Human Capital Development interplaying with Demographics

Compatriot Prof. Dr. Wolfgang Lutz, founder and head of “Wittgenstein Center for Demography and Global Human Capital“, Vienna defines Human Capital as the Mathematics of = Population x Education (x Health). Education being the most important source of observable population heterogeneity after sex and age of demographic groups. I would like to summarize his extensive work basically by referring to the featured image for this blog in which he illustrated the 3 main drivers of Demographic Metabolism: CER standing for a Constant Enrolment Rate of Education among a country’s population, GET for Global Education Trends and FT for Fertility Trends. GET having been being supported by most political regimes through socialized or at least affordable education schemes for its populations has led to improved access to information about health and increased female education reducing fertility of societies, reflected via FT. In all countries studied by IIASA under his conduct since 1994, affluence evolved exponentially to Human Capital stock increases. For example looking at the Education stock-flows of Singapore, Korea or Mauritius over the last 50 years significance of policies for education expansion through their effect on the future educational attainment of young women, significantly influence medium to long term paths of population growth for individual countries and the world as a whole. Better educated men and women seem to have lower mortality rates and their children’s mortality decreased. In view of the 17 UN-Sustainability Development Goals [SDGs] world population increase may potentially be leveled off by women with more education having fewer children, both because they want fewer and because they find better ways to pursue their own goals.
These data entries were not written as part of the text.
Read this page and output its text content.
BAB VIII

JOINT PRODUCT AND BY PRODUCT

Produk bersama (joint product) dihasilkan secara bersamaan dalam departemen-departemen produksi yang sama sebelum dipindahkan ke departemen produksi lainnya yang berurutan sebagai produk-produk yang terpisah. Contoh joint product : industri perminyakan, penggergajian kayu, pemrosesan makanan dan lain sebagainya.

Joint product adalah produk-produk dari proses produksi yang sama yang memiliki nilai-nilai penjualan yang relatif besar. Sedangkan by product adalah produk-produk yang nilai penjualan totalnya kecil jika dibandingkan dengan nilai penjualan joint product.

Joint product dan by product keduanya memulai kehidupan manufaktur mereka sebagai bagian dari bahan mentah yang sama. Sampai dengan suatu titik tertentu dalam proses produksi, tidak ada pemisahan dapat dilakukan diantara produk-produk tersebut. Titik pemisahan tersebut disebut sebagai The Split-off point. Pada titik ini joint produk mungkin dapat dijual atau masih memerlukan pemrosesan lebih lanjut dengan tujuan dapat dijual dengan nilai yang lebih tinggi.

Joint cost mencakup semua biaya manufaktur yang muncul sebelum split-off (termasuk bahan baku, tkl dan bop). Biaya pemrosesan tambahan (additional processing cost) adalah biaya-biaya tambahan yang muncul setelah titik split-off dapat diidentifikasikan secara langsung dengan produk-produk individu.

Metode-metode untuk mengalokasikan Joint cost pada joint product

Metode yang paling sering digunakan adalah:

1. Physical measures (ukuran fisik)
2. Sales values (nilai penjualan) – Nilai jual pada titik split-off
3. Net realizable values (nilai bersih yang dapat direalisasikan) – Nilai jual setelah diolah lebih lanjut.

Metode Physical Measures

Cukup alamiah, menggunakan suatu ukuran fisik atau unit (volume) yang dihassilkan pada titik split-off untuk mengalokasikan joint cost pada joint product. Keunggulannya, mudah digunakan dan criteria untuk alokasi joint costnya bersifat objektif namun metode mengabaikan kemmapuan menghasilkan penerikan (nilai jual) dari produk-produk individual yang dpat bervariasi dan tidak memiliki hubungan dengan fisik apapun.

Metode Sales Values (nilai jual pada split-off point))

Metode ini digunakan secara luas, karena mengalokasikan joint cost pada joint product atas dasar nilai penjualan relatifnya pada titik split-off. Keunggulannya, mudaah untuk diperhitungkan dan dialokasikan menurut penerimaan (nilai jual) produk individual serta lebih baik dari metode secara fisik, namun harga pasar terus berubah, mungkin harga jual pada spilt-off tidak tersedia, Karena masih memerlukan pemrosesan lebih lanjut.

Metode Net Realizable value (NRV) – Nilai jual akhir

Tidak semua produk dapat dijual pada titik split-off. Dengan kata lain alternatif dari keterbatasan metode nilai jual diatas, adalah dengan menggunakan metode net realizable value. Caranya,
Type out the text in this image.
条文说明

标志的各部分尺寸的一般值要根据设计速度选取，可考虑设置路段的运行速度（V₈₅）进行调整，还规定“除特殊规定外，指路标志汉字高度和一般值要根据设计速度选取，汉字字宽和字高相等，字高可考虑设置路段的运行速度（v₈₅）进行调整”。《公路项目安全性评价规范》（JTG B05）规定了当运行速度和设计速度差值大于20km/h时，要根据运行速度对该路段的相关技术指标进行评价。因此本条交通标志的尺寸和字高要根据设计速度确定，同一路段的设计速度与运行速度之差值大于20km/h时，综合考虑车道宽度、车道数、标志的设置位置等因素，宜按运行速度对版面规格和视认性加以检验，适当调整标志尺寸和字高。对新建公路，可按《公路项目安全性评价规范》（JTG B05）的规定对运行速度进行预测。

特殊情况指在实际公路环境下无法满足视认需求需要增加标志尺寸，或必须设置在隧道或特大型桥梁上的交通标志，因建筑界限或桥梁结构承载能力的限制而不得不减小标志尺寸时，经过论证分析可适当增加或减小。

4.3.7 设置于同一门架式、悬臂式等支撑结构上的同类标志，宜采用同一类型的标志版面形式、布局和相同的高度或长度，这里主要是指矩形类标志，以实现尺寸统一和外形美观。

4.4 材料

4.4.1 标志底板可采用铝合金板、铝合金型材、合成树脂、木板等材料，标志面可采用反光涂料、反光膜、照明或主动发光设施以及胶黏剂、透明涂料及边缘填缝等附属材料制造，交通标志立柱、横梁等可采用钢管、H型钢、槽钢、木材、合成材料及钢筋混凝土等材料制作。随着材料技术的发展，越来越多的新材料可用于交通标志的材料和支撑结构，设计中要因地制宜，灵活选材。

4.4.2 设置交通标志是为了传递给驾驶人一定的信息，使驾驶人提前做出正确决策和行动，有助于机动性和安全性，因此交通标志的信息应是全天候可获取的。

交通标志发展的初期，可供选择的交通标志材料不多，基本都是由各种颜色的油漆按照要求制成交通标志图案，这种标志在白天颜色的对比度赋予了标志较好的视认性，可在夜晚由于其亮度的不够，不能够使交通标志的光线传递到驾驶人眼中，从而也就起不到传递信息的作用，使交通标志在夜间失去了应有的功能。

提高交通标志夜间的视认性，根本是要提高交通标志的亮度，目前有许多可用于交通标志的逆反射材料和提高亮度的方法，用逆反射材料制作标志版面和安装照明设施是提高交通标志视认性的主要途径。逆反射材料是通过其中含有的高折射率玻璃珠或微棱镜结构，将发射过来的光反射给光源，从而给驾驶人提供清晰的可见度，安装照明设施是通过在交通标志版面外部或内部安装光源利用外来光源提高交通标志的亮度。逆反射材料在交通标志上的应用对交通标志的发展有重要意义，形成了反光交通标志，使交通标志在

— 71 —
Lutz describes today’s world demographics being just divided by time shift of different stages of Human Capital stocks across the globe, meaning that societies of currently lower average formal education stocks (in quantity, quality and content) are likely to catch up with where other parts of the world population at more distinctive Human Capital levels are standing today. Of course nobody knows today, which groups will be most vulnerable to potential Climate Changes ahead of us. And worried parents of teenagers in the USA about its ever less affordable privatized tertiary education system adumbrate potential setbacks in the currently still biggest economy’s Human Capital achievements. Unfortunately this coincides with a potential disavowal of Climate Change by its new elected presidency, likely to further delay enhancing climate adaptation by education. While school enrolment has decreased across several African countries over the last decade, threatening to fall back into excessive population growth extraordinarily tensed by dwindling resources and at least very likely additional stress from Climate Change. The consequences will most likely result into an immense pressure on Europe, potentially leveling out Human Capital achievements across these two neighbor continents by migration.